The question of the early, if not pre-Noahacian colonization of Ireland, though distinctly asserted in our annals, has been met with the ready scepticism which men so freely use to cover ignorance or indifference. It has been taken for granted that the dispersion, after the confusion of tongues at Babel, was the first dispersion of the human race; but it has been overlooked that, on the lowest computation, a number of centuries equal, if not exceeding, those of the Christian era, elapsed between the Creation of man and the Flood; that men had "multiplied exceedingly upon the earth;" and that the age of stone had already given place to that of brass and iron, which, no doubt, facilitated commerce and colonization, even at this early period of the world's history. The discovery of works of art, of however primitive a character, in the drifts of France and England, indicates an early colonization. The rudely-fashioned harpoon of deer's horn found beside the gigantic whale, in the alluvium of the carse near the base of Dummyat, twenty feet above the highest tide of the nearest estuary, and the tusk of the mastodon lying alongside fragments of pottery in a deposit of the peat and sands of the post-pliocene beds in South Carolina, are by no means solitary examples. Like the night torch of the gentle Guanahané savage, which Columbus saw as he gazed wearily from his vessel, looking, even after sunset, for the long hoped-for shore, and which told him that his desire was at last consummated, those indications of man, associated with the gigantic animals of a geological age, of whose antiquity there can be no question, speak to our hearts strange tales of the long past, and of the early dispersion and progressive distribution of a race created to "increase and multiply."

The question of transit has also been raised as a difficulty by those who doubt our early colonization.
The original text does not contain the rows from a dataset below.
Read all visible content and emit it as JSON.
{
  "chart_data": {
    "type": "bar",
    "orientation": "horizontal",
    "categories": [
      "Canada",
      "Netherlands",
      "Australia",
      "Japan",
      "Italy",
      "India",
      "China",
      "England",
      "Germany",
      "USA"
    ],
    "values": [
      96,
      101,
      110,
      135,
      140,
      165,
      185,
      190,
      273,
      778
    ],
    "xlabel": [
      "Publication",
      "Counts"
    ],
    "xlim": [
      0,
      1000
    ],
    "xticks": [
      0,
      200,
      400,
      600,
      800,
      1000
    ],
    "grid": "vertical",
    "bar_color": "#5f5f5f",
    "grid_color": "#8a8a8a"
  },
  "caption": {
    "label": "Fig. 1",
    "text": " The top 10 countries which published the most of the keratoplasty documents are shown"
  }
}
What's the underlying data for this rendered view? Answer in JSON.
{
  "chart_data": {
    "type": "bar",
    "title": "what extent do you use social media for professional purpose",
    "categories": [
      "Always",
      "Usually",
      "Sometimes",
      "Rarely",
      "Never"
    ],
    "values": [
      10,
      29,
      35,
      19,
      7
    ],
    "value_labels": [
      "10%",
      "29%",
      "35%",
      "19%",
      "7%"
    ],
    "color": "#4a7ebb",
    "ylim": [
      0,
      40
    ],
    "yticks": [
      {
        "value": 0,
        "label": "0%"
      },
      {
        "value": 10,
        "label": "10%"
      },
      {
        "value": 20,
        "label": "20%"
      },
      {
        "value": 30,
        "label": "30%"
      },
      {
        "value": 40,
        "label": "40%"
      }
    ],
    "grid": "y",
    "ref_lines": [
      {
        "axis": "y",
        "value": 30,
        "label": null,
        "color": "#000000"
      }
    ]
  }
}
But this would seem easily removed. It is more than probable that, at the period of which we write, Britain, if not Ireland, formed part of the European continent; but were it not so, we have proof, even in the present day, that screw propellers and iron cast vessels are not necessary for safety in distant voyages, since the present aboriginal vessels of the Pacific will weather a storm in which a Great Eastern or a London might founder hopelessly.

Let us conclude an apology for our antiquity, if not a proof of it, in the words of our last poet historian:—

 

"We believe that henceforth no wise person will be found who will not acknowledge that it is possible to bring the genealogies of the Gaedhils to their origin, to Noah and to Adam; and if he does not believe that, may he not believe that he himself is the son of his own father. For there is no error in the genealogical history, but as it was left from father to son in succession, one after another.

"Surely every one believes the Divine Scriptures, which give a similar genealogy to the men of the world, from Adam down to Noah;[22] and the genealogy of Christ and of the holy fathers, as may be seen in the Church [writings]. Let him believe this, or let him deny God. And if he does believe this, why should he not believe another history, of which there has been truthful preservation, like the history of Erinn? I say truthful preservation, for it is not only that they [the preservers of it] were very numerous, as we said, preserving the same, but there was an order and a law with them and upon them, out of which they could not, without great injury, tell lies or falsehoods, as may be seen in the Books of Fenechas [Law], of Fodhla [Erinn], and in the degrees of the poets themselves, their order, and their laws."[23]